The working class shows signs of life

Could one of our long national nightmares (with apologies to the late President Gerald Ford) finally be over? Yes, says today’s Wall Street Journal. “Much of the hardship suffered by workers in recent years is not a permanent feature of the economy.” In fact, reads the headline, ‘In Labor vs. Capital, Labor is now winning’.

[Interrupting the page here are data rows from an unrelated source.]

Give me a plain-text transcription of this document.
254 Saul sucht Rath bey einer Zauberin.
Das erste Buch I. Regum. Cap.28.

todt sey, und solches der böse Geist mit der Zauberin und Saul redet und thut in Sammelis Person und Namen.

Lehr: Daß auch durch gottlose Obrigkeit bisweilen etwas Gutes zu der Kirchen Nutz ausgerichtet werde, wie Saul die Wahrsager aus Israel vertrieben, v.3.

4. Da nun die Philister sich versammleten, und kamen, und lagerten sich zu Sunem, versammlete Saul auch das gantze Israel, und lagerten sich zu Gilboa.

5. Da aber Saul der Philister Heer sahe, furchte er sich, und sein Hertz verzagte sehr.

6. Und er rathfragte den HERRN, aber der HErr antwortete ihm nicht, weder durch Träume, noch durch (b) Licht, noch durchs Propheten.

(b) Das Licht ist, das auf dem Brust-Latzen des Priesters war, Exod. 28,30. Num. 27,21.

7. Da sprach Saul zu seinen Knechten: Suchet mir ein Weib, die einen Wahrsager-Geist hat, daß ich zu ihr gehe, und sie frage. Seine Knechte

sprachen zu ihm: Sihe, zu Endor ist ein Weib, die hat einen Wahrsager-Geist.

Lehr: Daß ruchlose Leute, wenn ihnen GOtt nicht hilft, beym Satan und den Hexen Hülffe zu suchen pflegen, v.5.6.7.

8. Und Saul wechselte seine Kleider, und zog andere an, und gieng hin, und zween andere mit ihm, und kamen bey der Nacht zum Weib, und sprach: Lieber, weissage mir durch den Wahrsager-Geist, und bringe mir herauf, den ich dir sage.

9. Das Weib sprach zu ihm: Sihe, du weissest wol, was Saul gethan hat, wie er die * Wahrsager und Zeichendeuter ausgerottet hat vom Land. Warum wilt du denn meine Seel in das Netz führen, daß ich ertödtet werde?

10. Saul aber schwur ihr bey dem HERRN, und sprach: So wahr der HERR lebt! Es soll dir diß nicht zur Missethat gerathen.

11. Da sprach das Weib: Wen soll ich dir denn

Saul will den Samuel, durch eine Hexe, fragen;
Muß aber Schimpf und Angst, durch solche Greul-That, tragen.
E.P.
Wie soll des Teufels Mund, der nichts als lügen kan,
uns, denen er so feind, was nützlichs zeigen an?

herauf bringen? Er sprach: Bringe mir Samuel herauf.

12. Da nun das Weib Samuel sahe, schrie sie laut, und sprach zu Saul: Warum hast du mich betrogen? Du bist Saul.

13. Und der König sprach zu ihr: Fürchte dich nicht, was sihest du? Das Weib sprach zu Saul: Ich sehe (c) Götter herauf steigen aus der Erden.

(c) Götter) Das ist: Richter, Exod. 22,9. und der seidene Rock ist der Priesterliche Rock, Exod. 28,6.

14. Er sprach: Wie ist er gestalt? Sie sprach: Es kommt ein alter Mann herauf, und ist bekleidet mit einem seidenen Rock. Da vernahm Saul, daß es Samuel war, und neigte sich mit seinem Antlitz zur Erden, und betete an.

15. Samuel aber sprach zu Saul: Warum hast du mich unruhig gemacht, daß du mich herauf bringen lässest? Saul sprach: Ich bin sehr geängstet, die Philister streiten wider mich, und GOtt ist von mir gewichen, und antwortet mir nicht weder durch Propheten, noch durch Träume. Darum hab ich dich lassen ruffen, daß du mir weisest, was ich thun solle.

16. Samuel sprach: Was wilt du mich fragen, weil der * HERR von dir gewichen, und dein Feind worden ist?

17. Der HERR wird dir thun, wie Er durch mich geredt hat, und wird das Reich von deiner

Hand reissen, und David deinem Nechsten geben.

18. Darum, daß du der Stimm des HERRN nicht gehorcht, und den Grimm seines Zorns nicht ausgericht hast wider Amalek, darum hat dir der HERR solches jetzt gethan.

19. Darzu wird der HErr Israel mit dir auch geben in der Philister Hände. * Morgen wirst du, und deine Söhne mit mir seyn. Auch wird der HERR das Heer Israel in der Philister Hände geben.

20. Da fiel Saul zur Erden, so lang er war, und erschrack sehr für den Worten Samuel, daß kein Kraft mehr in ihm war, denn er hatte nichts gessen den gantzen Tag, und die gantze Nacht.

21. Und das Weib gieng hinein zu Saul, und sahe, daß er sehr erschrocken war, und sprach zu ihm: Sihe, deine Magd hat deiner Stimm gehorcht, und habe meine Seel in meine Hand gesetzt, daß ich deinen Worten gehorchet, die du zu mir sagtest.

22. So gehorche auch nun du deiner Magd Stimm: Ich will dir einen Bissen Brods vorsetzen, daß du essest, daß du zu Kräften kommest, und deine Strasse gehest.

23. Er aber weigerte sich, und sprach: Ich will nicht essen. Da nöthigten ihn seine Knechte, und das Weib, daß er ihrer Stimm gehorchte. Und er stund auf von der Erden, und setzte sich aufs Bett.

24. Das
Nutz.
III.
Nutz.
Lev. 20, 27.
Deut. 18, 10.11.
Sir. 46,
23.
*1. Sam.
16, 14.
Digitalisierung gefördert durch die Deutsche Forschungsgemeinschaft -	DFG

The latest jobs report, the Journal’s Greg Ip writes, “reinforces a little-noticed shift in the economic landscape: the swing in the economic pendulum away from capital and back to labor.”
Specifically, labor’s share of the nation’s gross domestic income is close to where it was before the Great Recession hit. The turnaround reflects “both sturdy gains in jobs and a very modest acceleration in wages, and a steep hit to profits because of the drop in oil prices, a higher dollar and a squeeze on bank profits from lower interest rates.”
One caveat: “ideally, both labor income and profits should be growing robustly.” But they are not because of the continuing “collapse” in productivity — output per worker — which will not, if wages continue to rise without a concomitant increase in profits, be good for business. Should the trend continue,”expect the stock market to fret,” Ip writes.
One more caveat:
Reality is yet to catch up with perception. In a separate story. According to the Journal’s most recent poll 62% of Americans still insist the nation is on the wrong track, despite a raft of indicators suggesting things are getting better.
Take median household income. According to numbers reported by Sentier Research, based on the monthly Consumer Population Survey, stood at $57, 206 in June, a tad higher than the number in December 2007, on the eve of the Great Recession’s, and significantly higher than the Census Bureau’s most recently published calculation — $53, 657 — for 2014.

Minimum wage increases have a lot to do with the recent numbers, a Goldman Sachs analyst tells the Journal. And there’ll be more where that came from. “Many cities and states are only in the early phase of staggered minimum-wage increases that will affect a growing number of workers each year,” he said.
The tightening labor market is another factor, if not universally. “Tight labor markets for software developers in San Jose has really nothing to do with payroll accountants in Dayton, but we lump them all together for the national numbers,” cautioned the chief economist at Glassdoor, a salary and employment tracking firm.
At the same time, bad memories die hard.”Households may be unenthusiastic about a good year because they’ve seemed so few and far between,” notes the Journal, quoting a former Census Bureau official, now a partner at Sentier Research.
For many households, “it’s been very long, very painful.”